Mr Farage claims his party represents "the biggest threat to the political establishment" in modern times.
It's a bold claim but if there is anywhere that his prediction is likely to come true it appears to be in the South East.
The statistics are very interesting. The election results for the last European elections in 2009 saw the Conservatives top the polls in 22 out of 23 of the South East's local authority areas.
The only area they didn't come first was Brighton and Hove, where they came second to the Greens.
But, the other striking statistic is that in 19 of the 23 local authority areas UKIP came second to the Conservatives.
UKIP's strongest performance was in Adur where they polled 25% of the vote, compared to the Conservatives 30% share.
They also polled very well in Thanet, receiving 24% of the vote, compared to the Conservatives 30%.
In 14 of the 23 seats Labour failed to reach double figures, polling just 5% in Eastbourne, against UKIP's 21%.
For the Liberal Democrats - the most pro-EU of all the parties - the figures also make sobering reading.
They polled highest in Lewes with 23% - coming second to the Conservatives on 27% and beating UKIP, who polled 19%. They also did well in Eastbourne - with 21% of the vote, joint second with UKIP.
In most other areas they came third.
Most worrying for them is where they were pushed into 4th or 5th place.

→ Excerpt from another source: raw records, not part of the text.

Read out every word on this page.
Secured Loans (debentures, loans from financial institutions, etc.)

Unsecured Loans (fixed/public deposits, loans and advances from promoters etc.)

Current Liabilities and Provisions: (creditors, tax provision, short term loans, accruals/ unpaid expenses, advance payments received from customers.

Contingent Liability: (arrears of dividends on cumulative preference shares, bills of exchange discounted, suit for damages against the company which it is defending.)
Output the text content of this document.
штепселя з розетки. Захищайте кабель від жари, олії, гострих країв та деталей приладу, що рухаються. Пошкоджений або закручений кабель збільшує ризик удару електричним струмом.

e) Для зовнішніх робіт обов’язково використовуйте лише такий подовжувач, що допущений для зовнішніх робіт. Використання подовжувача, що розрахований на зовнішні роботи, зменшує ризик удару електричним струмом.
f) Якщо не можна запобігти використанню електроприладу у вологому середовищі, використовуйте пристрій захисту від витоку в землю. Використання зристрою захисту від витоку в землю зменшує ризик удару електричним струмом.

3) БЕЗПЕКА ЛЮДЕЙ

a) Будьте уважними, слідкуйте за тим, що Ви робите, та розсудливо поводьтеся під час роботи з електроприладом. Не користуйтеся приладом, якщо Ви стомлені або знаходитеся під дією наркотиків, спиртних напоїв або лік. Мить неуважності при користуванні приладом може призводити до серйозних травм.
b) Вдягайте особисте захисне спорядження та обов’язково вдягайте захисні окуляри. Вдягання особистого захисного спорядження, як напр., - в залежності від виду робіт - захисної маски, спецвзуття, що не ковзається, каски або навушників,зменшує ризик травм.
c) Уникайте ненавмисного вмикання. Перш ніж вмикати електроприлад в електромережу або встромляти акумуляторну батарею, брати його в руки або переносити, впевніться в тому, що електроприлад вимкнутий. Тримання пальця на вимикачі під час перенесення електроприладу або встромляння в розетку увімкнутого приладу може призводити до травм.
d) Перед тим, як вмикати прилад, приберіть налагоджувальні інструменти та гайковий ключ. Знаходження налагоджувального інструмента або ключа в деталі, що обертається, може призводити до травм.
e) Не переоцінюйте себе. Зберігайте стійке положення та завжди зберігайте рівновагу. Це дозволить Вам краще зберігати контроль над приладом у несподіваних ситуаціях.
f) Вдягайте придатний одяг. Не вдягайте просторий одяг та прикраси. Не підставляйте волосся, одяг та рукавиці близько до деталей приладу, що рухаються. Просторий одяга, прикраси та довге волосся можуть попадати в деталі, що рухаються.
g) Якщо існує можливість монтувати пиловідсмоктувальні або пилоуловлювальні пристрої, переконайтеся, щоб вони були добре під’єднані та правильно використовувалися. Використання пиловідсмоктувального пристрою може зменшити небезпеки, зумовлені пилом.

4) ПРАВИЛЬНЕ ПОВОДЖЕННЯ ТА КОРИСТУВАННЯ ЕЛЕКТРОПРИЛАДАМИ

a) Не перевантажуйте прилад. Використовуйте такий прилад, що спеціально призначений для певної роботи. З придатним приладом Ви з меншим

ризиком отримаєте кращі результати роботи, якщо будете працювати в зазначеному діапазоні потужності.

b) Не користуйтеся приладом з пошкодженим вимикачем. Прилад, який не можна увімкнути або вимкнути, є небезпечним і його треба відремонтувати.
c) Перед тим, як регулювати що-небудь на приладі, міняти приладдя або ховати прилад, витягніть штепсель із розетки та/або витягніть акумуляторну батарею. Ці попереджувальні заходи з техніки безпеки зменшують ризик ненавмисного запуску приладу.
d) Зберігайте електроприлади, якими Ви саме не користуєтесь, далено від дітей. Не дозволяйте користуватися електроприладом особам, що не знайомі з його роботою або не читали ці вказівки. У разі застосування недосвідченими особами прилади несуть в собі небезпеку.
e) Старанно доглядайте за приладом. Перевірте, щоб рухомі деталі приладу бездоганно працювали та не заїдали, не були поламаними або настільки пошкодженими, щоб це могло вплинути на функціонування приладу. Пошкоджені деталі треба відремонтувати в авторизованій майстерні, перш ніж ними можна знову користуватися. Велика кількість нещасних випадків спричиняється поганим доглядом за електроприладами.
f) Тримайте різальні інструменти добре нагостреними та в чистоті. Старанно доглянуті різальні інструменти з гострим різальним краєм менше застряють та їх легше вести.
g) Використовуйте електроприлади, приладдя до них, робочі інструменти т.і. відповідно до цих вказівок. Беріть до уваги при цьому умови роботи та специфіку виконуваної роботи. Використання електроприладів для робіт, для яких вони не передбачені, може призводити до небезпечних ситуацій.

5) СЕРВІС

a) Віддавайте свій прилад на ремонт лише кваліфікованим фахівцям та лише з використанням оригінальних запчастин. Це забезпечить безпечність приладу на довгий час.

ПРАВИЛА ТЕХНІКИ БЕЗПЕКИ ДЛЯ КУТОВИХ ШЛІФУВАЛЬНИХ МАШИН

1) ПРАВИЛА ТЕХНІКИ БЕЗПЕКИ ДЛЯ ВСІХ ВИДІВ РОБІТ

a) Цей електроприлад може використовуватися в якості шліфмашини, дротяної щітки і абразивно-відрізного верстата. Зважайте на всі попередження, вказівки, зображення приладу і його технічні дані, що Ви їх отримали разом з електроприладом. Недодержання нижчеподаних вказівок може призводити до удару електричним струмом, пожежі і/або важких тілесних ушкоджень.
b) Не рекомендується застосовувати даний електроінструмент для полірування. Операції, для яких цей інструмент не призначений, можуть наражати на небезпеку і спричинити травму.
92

In Brighton and Hove, the Greens came top and with the Lib Dems in fifth place, possibly paying the price for that success.
They also came in fifth - behind the Greens in Dartford, Gravesham, Hastings, Swale and Thanet.
Of course, if, as they say a week is a long time in politics, five years - since the last European elections - is a very long time indeed.
Since then the Conservatives and Lib Dems have spent almost four years in coalition government. Labour has spent four years in opposition and UKIP has emerged as a real political force.
At least year's local elections UKIP was the big story of the night and did better than they dared predict. They gained 139 councillors and beat the Lib Dems into fourth place.
The European elections will be a key test - the parties in government can expect to be given a tough time from voters a year away from the General Election.
UKIP is widely predicted to improve on its 2009 performance.
Voters will have until 22 May to decide whether UKIP really can deliver a political "earthquake" as promised by its leader.